There are times in your life where loyalty can be misplaced. The situation you were in was possibly hopeless and you were helpless to render aid to yourself. One must be careful in this type of situation to not ascribe inappropriate levels of loyalty to those who are just merely doing their job. This is going to sound cold and calloused but I need for you to see this from a different perspective. I am not asking you to develop a strong feeling of entitlement, dependency, and arrogance when someone is helping. What I am saying is that you should be extremely careful that you are not deeding your loyalty to someone who is undeserving of that loyalty.

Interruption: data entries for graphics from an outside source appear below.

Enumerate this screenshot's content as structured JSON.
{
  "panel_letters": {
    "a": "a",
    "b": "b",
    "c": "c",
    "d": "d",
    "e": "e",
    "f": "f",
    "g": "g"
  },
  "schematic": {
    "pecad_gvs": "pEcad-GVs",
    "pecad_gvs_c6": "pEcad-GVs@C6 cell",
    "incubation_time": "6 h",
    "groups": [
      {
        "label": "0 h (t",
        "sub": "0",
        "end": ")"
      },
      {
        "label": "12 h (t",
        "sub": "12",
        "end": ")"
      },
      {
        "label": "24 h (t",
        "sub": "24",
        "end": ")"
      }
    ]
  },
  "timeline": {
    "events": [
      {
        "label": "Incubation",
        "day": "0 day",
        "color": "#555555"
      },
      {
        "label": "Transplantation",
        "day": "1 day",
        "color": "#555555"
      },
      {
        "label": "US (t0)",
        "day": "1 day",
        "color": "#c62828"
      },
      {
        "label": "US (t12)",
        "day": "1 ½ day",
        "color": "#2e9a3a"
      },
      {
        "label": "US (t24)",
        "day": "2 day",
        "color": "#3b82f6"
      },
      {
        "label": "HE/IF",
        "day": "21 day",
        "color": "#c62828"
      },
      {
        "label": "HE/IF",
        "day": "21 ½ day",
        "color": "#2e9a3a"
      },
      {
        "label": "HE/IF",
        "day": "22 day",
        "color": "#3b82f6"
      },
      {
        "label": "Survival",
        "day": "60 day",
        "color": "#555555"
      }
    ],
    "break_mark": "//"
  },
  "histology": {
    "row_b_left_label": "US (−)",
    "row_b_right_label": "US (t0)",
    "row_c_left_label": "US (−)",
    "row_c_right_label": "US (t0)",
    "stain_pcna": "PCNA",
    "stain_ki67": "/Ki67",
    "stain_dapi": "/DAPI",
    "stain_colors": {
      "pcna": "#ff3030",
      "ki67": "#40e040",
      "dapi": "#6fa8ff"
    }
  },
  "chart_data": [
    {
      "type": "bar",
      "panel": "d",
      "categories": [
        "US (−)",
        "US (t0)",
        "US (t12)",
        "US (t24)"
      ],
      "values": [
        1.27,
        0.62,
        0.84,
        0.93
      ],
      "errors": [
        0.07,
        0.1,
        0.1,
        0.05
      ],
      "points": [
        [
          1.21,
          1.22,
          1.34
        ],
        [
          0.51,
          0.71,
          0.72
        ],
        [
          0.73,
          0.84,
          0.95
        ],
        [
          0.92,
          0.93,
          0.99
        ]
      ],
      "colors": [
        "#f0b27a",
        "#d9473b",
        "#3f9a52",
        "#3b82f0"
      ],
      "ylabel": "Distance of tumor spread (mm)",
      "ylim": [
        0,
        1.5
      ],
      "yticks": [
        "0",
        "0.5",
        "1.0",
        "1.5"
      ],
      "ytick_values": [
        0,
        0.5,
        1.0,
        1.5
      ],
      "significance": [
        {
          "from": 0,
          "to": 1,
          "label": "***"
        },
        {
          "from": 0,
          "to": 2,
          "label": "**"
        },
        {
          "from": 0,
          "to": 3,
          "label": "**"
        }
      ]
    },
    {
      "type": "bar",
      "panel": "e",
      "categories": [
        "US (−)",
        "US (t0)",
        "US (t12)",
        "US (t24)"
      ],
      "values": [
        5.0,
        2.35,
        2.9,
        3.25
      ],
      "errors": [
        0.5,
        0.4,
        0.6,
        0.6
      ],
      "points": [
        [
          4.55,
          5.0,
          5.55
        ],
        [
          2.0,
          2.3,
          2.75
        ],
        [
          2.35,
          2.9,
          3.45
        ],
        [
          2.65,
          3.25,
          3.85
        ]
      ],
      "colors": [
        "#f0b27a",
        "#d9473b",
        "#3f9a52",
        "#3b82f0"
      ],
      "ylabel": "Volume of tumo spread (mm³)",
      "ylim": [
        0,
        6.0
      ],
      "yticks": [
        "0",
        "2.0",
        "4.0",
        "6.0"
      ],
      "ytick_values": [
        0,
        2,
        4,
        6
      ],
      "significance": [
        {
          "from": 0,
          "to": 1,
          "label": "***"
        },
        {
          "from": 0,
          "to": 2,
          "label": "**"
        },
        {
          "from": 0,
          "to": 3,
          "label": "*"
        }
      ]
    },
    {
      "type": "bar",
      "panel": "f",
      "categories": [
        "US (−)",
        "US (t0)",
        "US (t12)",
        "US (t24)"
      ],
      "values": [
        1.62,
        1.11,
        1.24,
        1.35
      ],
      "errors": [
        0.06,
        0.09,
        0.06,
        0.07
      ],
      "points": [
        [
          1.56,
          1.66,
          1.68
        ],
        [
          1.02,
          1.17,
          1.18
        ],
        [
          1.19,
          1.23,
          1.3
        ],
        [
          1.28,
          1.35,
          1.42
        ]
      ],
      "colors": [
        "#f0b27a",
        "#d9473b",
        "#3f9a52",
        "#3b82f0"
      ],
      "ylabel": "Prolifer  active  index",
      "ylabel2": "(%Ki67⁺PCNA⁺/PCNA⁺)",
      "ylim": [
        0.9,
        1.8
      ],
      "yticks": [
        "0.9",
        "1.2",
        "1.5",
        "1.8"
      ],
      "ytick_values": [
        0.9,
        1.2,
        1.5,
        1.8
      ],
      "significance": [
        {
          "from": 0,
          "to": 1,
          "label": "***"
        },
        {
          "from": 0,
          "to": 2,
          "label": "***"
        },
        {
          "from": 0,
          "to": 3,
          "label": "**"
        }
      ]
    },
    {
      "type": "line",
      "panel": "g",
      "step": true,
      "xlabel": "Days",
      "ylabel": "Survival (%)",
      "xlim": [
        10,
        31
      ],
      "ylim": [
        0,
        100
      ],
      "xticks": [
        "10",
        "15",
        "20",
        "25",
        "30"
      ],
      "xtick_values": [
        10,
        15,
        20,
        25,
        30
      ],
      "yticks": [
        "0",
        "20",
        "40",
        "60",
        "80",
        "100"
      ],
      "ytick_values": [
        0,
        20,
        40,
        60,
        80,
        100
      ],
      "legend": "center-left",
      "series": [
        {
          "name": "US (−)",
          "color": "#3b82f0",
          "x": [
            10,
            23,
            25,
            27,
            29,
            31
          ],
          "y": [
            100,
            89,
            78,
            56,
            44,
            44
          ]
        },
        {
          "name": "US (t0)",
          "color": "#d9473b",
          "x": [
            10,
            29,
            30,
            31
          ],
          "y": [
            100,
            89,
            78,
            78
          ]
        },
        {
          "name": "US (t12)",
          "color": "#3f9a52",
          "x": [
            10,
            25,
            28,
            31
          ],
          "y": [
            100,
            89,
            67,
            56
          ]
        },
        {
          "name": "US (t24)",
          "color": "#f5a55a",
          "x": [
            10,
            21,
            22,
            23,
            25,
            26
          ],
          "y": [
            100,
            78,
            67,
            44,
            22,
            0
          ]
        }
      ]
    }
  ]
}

Many Democrats are loyal to the Party for reasons that are very personal to them. This is understandable and as a person who is trying to understand why people are loyal when they shouldn't be. I would like for you to consider that the emotions are a very tricky and sometimes deceptive animal that needs careful scrutiny. For years people of color have been loyal to the Democrat Party because family tradition told them that Granddad and Grandmom received some benefit that helped the family survive during a time of hardship. This misplaced loyalty has kept many people of color in a place of compromise.


This compromise came from not understanding that the assistance they received was not out of compassion for the person or individual, or for compassion's sake but it was their job to do certain tasks as obligated by their position of employment. This often becomes clouded by emotions and what many people of color are failing to see is that the person that represents the “Party” that they have ascribed loyalty too is no more concerned about them or their loyalty. They are in affect just using this people. This is no laughing matter. Loyalty should be earned. Loyalty should not be given away on a whim. Loyalty should be considered a special gift that is given to those who really deserve it.


Those who are loyal must guard against compromising what they really believe in for the sake of loyalty. David and Jonathan provide an excellent example of loyalty in the Bible.


15 So David saw that Saul had come out to seek his life. And David was in the Wilderness of Ziph in a forest. 16 Then Jonathan, Saul’s son, arose and went to David in the woods and strengthened his hand in God. 17 And he said to him, “Do not fear, for the hand of Saul my father shall not find you. You shall be king over Israel, and I shall be next to you. Even my father Saul knows that.” 18 So the two of them made a covenant before the Lord. And David stayed in the woods, and Jonathan went to his own house. I Samuel 23: 15 – 18 {NKJV}


Jonathan was next in line to King Saul’s throne genetically by birthright. Jonathan could have easily compromised what he believed by his loyalty to his father, King Saul. Jonathan did not do this. Jonathan stayed true to his belief that David would be king one day. When you look at this in the natural Jonathan’s loyalty should have went to his father, but God had another plan. Jonathan had to decide who he was going to be more loyal too, David who was not his flesh and blood or his father, who was his flesh and blood. There is no doubt that King Saul loved Jonathan and vice versa but the plan of God was at work here. Jonathan was called to honor the relationship with David about the relationship with his father.


When making decisions of whom you should be loyal too, you should always follow the Spirit of God. Many people are following the dictates of the “Party” that they know because of family tradition. They are unwilling to change or even consider new evidence, and this causes them to compromise what they really believe. Jonathan could have compromised and been loyal to his father but that was not the will of God for him or David. True loyalty should never lead to compromise. People are compromising biblical truths and standards because they feel that they need to be loyal.